Teri Meri Ikk Jindri is an Indian Hindi-language romantic drama television series broadcasting on Zee TV by replacing Guddan Tumse Na Ho Payega. It premiered on 27 January 2021 and is produced by Prateek Sharma, under the production of LSD Films. The series stars Amandeep Sidhu, Adhvik Mahajan and Aalisha Panwar.

==Plot==
A carefree man who runs a dairy falls in love with an aspiring entrepreneur who wants to start a taxi service for women. Mahi and Jogi get married, but Mahi refuses to bow down. Mahi's sister's husband, Pappuji, breaks Jogi's legs. Mahi vows to take revenge and compete in Mrs. Amristar's Competition. There is a dance competition held between Chanda (Pappuji's sister) and Mahi. The competition begins between Mahi and Chanda. Jogi foils Chanda's attempt to hurt Mahi. Chanda retracts from the bet when Mahi wins the competition. Chanda strikes a deal with Renu to buy her silence. Pappu sides with Chanda in front of Shalu and states that Mahi is better than her. Meanwhile, Jogi gives a surprise to Mahi. Jogi believes that Mahi will fall in love with him. Seema tells Mahi to withdraw from the competition. When the competition gets scrapped, Jogi faces Pappu with Mahi and challenges him. Jogi's and Mahi's mother accept Mahi after the end of the competition. Later, Mahi professes her feelings to Jogi. In the process of saving Jogi's life, Mahi gets shot. Mahi's condition terrifies Jogi. Later, Mahi asks Jogi to fulfil her wish. But Jogi refuses to be a singer as he can't sing by his will. Sooner, Jogi's obsessed lover Avneet makes an entry. Rupa tells Mahi that before Jogi and her marriage, Jogi had an alliance with Avneet. Mahi fears getting separated from Jogi.
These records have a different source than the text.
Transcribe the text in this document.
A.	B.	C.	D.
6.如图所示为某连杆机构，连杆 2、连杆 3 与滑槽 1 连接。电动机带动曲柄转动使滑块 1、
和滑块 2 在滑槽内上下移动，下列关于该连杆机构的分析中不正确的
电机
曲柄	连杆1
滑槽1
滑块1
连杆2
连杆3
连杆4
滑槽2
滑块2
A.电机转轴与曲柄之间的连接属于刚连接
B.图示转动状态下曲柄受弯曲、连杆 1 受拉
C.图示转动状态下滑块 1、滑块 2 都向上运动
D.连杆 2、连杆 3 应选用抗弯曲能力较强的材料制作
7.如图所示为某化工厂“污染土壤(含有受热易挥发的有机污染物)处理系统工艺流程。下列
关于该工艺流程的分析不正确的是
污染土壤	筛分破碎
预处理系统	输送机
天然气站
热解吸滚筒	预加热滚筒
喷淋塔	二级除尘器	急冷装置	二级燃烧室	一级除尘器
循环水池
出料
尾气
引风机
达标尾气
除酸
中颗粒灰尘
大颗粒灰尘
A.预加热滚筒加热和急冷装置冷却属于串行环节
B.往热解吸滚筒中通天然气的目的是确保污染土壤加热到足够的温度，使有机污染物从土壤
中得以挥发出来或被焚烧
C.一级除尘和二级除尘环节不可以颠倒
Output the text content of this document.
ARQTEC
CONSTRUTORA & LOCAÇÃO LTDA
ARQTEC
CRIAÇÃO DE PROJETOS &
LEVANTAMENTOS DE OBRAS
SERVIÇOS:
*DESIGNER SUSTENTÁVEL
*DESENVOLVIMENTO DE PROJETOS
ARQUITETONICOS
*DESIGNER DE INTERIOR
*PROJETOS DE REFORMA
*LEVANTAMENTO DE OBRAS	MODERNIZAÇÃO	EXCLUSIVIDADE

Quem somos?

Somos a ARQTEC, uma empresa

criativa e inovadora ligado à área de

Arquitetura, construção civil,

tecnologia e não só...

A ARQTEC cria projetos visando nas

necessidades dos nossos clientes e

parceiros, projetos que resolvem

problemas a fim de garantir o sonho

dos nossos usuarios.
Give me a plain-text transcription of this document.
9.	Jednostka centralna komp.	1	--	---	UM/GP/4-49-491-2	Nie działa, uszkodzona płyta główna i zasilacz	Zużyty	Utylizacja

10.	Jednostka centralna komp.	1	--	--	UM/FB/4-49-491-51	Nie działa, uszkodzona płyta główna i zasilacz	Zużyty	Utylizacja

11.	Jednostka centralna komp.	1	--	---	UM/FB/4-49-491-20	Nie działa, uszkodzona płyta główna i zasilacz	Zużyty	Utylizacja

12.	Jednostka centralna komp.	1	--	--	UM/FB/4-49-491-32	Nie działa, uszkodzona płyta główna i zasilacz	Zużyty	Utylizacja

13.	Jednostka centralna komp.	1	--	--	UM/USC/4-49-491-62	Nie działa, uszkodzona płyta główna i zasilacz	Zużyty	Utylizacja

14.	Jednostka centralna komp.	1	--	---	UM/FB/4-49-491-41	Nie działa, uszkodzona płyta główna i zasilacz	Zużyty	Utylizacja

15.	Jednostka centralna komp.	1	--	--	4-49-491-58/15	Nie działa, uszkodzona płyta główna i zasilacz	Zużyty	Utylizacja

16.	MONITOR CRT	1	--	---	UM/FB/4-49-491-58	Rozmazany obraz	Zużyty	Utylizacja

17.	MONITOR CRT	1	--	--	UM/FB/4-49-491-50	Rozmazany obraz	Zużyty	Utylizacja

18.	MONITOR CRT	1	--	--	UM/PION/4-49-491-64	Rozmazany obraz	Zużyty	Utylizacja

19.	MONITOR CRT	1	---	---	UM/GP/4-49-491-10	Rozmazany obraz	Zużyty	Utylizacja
Avneet first conspires against Seema( Mahi's mother) and then Aakash ( Mahi's younger brother). Also, Avneet is adamant to make Jogi sing.

==Cast==
===Main===
- Adhvik Mahajan as Joginder "Jogi" Arora: Mahi's husband; Roopa's Son; Bishno's grandson; Laado's uncle (2021)
- Amandeep Sidhu as Mahi Arora (née Chopra): Jogi's wife; Seema and Dharmpal's youngest daughter; Shalu, Renu, and Akash's sister (2021)
- Aalisha Panwar as Avneet: Jogi's obsessive lover (2021)

===Recurring===
- Jaanvi Sangwan as Bishno "Beeji" Arora: Jogi's grandmother; Roopa's mother-in-law; Mahi's grandmother-in-law (2021)
- Vishavpreet Kaur as Roopa Arora: Jogi's mother; Mahi's mother-in-law; Bishno's daughter-in-law (2021)
- Puvika Gupta as Laado: Jogi's niece; Roopa's granddaughter; Bishno's great-granddaughter (2021)
- Netra Kapoor as Priya: Pankaj's wife; Mahi's best friend (2021)
- Shabaaz Abdullah Badi as Pankaj: Priya's husband; Jogi's Cousin brother and a supportive best friend (2021)
- Manoj Dutt as Madanlal Chopra: Dharampal's father; Seema's father-in-law; Mahi, Shalu, Renu, and Akash's grandfather (2021)
- Saniya Nagdev as Seema Chopra: Dharampal's wife; Mahi, Shalu, Renu, and Akash's mother (2021) (Dead)
- Mandeep Kumar Azad as Dharampal Chopra: Seema's husband; Mahi, Shalu, Renu, and Akash's father (2021)
- Manoj Chandila as Pratap Sehgal "Pappuji": Shalu's husband; Chanda's brother; Mahi, Renu and Akash's brother-in-law; Seema and Dharampal's son-in-law (2021)
- Shyn Khurana as Shalu Sehgal (née Chopra): Pappuji's wife; Seema and Dharampal's daughter; Mahi, Renu, and Akash's sister; Chanda's sister-in-law (2021)
- Coral Bhamra as Renu Sood (née Chopra): Deepak's wife; Seema and Dharampal's daughter; Mahi, Shalu, and Akash's sister (2021) (Dead)
- Raj Khosla as Deepak Sood: Renu's husband (2021)
- Arunim Mishra as Akash Chopra: Dharampal and Seema's son; Mahi, Shalu, and Renu's brother (2021)
- Aakash Mansukhani as Arjun Rai: Mahi's ex-fiancé; Rai Sahab's grandson; Chanda's boyfriend (2021)
- Sanatan Modi as Rai Sahab: Arjun's grandfather; Pankaj's Boss (2021) (Dead)
- Kavita Banerjee as Chanda Sehgal: Pappuji's sister; Arjun's girlfriend (2021)
- Manish Verma as Gulshan: Priya's ex-boyfriend (2021) (Shot by Pappu)

==Production==

===Filming===
The series is filmed in Amritsar, Punjab.